Ischemic Stroke (Clots)
According to American Stroke Association:
Occurs when a blood vessel supplying blood to the brain is obstructed. It accounts for 87 percent of all strokes. The underlying condition for this type of obstruction is the development of fatty deposits lining the vessel walls. This condition is called atherosclerosis.
Fatty deposits lining the vessel walls, called atherosclerosis, are the main cause for ischemic stroke. Fatty deposits can cause two types of obstruction:
- Cerebral thrombosis is a thrombus (blood clot) that develops at the fatty plaque within the blood vessel.
- Cerebral embolism is a blood clot that forms at another location in the circulatory system, usually the heart and large arteries of the upper chest and neck. Part of the blood clot breaks loose, enters the bloodstream and travels through the brain’s blood vessels until it reaches vessels too small to let it pass. A main cause of embolism is an irregular heartbeat called atrial fibrillation. It can cause clots to form in the heart, dislodge and travel to the brain.
Hemorrhagic strokes make up about 13 percent of stroke cases. It’s caused by a weakened vessel that ruptures and bleeds into the surrounding brain. The blood accumulates and compresses the surrounding brain tissue.
The two types of hemorrhagic strokes are intracerebral (within the brain) hemorrhage or subarachnoid hemorrhage.

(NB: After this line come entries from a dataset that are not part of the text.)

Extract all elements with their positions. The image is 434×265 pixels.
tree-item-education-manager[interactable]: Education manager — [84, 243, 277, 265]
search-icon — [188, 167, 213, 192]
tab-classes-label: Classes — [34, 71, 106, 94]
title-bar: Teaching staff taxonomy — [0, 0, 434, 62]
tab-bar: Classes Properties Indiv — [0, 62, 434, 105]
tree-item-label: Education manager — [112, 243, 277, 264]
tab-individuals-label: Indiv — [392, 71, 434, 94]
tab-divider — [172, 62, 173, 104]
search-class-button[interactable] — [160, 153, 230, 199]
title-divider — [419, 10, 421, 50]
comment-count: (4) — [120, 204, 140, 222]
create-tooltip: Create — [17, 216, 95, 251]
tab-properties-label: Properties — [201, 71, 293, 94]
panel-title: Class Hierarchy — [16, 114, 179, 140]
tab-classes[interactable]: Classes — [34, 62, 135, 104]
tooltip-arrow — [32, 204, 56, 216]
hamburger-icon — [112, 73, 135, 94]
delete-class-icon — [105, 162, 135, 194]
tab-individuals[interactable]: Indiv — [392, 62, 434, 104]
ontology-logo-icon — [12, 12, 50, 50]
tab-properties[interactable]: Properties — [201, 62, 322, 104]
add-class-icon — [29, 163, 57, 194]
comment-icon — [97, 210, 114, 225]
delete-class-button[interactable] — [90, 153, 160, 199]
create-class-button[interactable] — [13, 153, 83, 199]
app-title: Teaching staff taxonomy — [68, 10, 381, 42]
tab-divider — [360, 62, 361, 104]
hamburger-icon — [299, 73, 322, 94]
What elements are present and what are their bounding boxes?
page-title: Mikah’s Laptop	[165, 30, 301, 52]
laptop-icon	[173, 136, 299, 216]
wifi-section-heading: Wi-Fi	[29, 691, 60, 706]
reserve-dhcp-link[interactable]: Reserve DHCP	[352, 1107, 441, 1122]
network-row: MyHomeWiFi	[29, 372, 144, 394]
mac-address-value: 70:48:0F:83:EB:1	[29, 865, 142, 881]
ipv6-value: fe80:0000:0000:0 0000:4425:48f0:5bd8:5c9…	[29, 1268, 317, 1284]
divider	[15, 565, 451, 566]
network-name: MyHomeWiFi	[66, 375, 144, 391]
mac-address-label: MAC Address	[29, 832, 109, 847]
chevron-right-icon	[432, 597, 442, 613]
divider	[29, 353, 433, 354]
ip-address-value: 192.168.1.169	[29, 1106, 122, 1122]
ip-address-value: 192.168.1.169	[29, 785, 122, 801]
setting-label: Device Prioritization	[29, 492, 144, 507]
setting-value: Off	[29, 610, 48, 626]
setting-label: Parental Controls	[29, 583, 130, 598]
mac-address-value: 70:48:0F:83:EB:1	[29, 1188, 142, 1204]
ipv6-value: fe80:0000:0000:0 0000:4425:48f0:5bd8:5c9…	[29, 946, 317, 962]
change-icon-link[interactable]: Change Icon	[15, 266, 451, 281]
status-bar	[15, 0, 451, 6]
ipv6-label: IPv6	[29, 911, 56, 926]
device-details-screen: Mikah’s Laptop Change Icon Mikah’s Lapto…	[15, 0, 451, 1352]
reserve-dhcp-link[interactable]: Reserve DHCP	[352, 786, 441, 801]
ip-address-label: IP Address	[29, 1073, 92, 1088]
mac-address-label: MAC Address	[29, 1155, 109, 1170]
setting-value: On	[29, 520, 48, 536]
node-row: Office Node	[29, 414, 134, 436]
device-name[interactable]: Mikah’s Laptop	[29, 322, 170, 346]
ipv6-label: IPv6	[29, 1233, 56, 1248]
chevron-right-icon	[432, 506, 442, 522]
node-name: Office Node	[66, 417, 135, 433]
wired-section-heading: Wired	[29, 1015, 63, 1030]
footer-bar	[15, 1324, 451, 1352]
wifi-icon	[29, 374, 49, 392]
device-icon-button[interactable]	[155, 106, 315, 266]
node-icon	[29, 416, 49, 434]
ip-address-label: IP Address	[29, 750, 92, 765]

TIA (Transient Ischemic Attack)
Called a “mini stroke,” it’s caused by a serious temporary clot. This is a warning stroke and should be taken seriously.
A Transient Ischemic Attack (TIA) is often called a mini-stroke, but it’s really a major warning.
TIA is a temporary blockage of blood flow to the brain. Since it doesn’t cause permanent damage, it’s often ignored. But this is a big mistake. TIAs may signal a full-blown stroke ahead.
In most cases, a stroke is caused by a blood clot that blocks the flow of blood to the brain. In some instances, despite testing, the cause of a stroke cannot be determined. A stroke of unknown cause is called a “cryptogenic stroke.”
That’s why it’s important to dig deeper for a definitive diagnosis. Collaboration by neurologists, cardiologists, electrophysiologists and others may reveal the answers needed to provide targeted treatment for preventing recurrent strokes.
Brain Stem Stroke
Brain stem strokes can have complex symptoms, and they can be difficult to diagnose. A person may have vertigo, dizziness and severe imbalance without the hallmark of most strokes — weakness on one side of the body. The symptoms of vertigo dizziness or imbalance usually occur together; dizziness alone is not a sign of stroke. A brain stem stroke can also cause double vision, slurred speech and decreased level of consciousness.
Only a half-inch in diameter, the brain stem controls all basic activities of the central nervous system: consciousness, blood pressure and breathing. All motor control for the body flows through it. Brain stem strokes can impair any or all of these functions. More severe brain stem strokes can cause locked-in syndrome, a condition in which survivors can move only their eyes.
If a stroke in the brain stem results from a clot, the faster blood flow can be restored, the better the chances for recovery. Patients should receive treatment as soon as possible for the best recovery.
Like all strokes, brain stem strokes produce a wide spectrum of deficits and recovery. Whether a survivor has minor or severe deficits depends on the location of the stroke within the brain stem, the extent of injury and how quickly treatment is provided.
Risk factors for brain stem stroke are the same as for strokes in other areas of the brain: high blood pressure, diabetes, heart disease, atrial fibrillation and smoking. Similarly, brain stem strokes can be caused by a clot or a hemorrhage. There are also rare causes, like injury to an artery due to sudden head or neck movements.
Recovery is possible. Because brain stem strokes do not usually affect language ability, the patient is often able to participate more fully in rehabilitation therapy. Double vision and vertigo usually resolve after several weeks of recovery in mild to moderate brain stem strokes.